The Company ITO has enough operators to provide continuous support for the systems at the primary data center. However, not all operators are experts in all systems. As a result, the Company relies on its organizational ability to call in resources as needed. Internal personnel work toward providing a continuous human presence in the event of an abnormal event that requires systems to be serviced. The component supplier service contracts are written to provide phone and rapid onsite support for critical components.

At the component level, the Company wants to purchase only components that can be easily serviced. For hardware, this includes:

  • Uniquely identifiable parts

  • Hot-pluggable parts

  • Clear and unambiguous labels and indicators

Security

The Company believes that the physical and network security are sufficient. However, both the e-commerce and CMS databases can contain customer confidential information that must be protected. The obvious places for protecting this information is in the applications themselves. The Company places special emphasis on testing the e-commerce applications for unauthorized access to sensitive data. The CMS system is largely off-the-shelf, so that the data security requirements are met by the supplier. In addition, any copies of the database used for reporting or development are restricted. To prevent eavesdropping, the Company encrypts the logs shipped to the secondary site.

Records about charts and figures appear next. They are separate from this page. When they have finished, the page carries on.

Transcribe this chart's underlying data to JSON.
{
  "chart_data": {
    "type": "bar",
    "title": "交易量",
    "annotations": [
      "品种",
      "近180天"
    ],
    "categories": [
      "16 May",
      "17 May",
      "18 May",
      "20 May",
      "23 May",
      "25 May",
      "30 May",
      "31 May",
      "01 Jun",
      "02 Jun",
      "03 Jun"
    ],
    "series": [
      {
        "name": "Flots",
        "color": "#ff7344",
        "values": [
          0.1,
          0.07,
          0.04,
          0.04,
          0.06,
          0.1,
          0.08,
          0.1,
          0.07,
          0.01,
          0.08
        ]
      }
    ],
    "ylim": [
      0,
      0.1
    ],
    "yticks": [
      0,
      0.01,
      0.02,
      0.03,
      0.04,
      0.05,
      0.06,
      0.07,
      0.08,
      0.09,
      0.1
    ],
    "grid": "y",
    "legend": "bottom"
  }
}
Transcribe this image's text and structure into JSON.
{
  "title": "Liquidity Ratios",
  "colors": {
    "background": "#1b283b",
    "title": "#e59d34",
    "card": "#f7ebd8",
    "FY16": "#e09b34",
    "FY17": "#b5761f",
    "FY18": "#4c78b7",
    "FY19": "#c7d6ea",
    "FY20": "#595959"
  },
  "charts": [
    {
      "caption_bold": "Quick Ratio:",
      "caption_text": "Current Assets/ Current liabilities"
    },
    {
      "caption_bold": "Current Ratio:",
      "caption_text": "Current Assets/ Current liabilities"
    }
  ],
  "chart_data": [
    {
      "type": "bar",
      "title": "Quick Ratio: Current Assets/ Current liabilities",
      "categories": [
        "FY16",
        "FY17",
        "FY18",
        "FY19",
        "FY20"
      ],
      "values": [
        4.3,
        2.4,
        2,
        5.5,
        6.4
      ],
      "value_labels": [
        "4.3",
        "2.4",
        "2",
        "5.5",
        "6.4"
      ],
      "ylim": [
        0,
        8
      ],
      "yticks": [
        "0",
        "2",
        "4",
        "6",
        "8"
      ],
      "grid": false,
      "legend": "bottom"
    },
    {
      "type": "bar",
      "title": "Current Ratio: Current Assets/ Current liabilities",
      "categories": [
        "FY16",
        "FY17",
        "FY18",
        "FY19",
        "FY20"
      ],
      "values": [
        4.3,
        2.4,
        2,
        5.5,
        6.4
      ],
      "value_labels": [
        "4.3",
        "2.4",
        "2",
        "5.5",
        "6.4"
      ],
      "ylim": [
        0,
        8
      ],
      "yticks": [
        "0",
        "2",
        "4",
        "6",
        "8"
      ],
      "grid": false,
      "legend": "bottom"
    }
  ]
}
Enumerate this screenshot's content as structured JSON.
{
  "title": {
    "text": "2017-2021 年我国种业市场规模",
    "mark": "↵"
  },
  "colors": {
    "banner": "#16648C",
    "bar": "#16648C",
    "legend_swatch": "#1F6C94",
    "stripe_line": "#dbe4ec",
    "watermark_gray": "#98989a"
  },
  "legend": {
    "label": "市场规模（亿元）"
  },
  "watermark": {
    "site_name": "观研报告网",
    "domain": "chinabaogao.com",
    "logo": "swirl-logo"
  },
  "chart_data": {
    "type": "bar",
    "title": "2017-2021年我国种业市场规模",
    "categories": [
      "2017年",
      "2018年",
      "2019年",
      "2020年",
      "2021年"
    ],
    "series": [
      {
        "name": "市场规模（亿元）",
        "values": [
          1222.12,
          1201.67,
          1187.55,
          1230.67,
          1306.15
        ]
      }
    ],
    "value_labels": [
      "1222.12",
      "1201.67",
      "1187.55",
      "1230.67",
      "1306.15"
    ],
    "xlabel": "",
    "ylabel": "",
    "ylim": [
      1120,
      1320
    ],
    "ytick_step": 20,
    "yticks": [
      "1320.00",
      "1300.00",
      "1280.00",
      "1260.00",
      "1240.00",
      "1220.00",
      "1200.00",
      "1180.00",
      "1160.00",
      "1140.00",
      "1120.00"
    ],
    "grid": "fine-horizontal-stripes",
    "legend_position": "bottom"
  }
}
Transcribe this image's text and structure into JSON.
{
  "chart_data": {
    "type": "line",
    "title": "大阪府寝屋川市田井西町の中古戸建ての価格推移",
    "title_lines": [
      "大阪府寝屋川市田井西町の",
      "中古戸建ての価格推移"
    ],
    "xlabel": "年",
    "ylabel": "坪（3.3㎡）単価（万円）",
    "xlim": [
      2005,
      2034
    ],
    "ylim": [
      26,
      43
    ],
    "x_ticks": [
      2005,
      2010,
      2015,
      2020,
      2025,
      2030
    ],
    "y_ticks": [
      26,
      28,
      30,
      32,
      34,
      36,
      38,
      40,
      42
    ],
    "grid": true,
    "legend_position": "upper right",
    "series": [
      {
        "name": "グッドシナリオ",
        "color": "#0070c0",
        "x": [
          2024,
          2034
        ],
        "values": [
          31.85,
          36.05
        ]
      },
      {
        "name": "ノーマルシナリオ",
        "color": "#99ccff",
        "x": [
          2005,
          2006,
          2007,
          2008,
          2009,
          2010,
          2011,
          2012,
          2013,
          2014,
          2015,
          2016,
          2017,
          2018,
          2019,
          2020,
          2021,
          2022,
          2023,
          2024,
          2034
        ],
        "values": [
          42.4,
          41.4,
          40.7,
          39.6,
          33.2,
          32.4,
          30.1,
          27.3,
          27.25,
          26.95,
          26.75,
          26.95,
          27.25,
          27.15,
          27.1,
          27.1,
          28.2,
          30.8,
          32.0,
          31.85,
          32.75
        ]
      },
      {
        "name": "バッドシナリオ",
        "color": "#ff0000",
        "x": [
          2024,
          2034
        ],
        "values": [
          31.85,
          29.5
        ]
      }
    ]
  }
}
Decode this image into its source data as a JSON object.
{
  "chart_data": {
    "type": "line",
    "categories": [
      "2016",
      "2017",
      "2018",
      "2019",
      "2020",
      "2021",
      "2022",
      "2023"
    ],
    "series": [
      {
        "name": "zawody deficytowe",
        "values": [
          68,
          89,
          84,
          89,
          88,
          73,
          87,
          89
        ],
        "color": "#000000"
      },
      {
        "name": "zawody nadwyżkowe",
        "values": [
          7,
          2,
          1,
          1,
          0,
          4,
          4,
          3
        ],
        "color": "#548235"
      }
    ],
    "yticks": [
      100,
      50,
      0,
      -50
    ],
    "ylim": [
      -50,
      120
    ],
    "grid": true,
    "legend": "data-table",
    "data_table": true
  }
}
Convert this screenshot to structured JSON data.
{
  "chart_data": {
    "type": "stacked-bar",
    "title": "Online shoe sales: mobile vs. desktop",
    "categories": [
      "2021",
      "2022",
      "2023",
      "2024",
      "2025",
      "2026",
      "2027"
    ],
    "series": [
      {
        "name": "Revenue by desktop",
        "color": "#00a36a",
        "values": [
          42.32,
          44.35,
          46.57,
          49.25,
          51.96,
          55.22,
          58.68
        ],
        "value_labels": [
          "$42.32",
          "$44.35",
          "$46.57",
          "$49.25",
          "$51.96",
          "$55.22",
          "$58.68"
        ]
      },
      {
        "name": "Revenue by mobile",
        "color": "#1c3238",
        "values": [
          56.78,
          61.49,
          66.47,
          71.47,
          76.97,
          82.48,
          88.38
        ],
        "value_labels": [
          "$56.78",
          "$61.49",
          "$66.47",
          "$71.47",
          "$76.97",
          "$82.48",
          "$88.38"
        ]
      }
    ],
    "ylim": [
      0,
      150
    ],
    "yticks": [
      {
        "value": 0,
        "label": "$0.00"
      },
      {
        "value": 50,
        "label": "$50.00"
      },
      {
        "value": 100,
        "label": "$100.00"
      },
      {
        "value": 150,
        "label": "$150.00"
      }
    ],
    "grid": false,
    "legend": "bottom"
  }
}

In addition to online security, all copies of the database are kept at secure sites. These copies include backup data located in the data centers. Periodic offsite copies of the backups are kept in a physically secure vault with controlled access.

Recovery

The recovery of the system in the event of data corruption or disaster is important. To ensure that the database can be successfully recovered, the Company tests the offsite backups before shipment to the offsite vault. The Company also tests the other backups periodically to ensure that the daily, incremental backups are good.

Cost

The Company performed a cost analysis and determined that the costs of a mid-range, clustered system are in line with the desired system profit over its lifetime.

Performance

The services the system provides are interactive in nature. The large number of external online users makes prediction of the system performance over time somewhat difficult. The ITO will measure capacity over time and will size the systems in accordance with projected performance requirements. In addition, the ITO philosophy is to purchase systems that have internal expansion capability so the Company can expand CPU, memory, and I/O within reason over the lifetime of the system.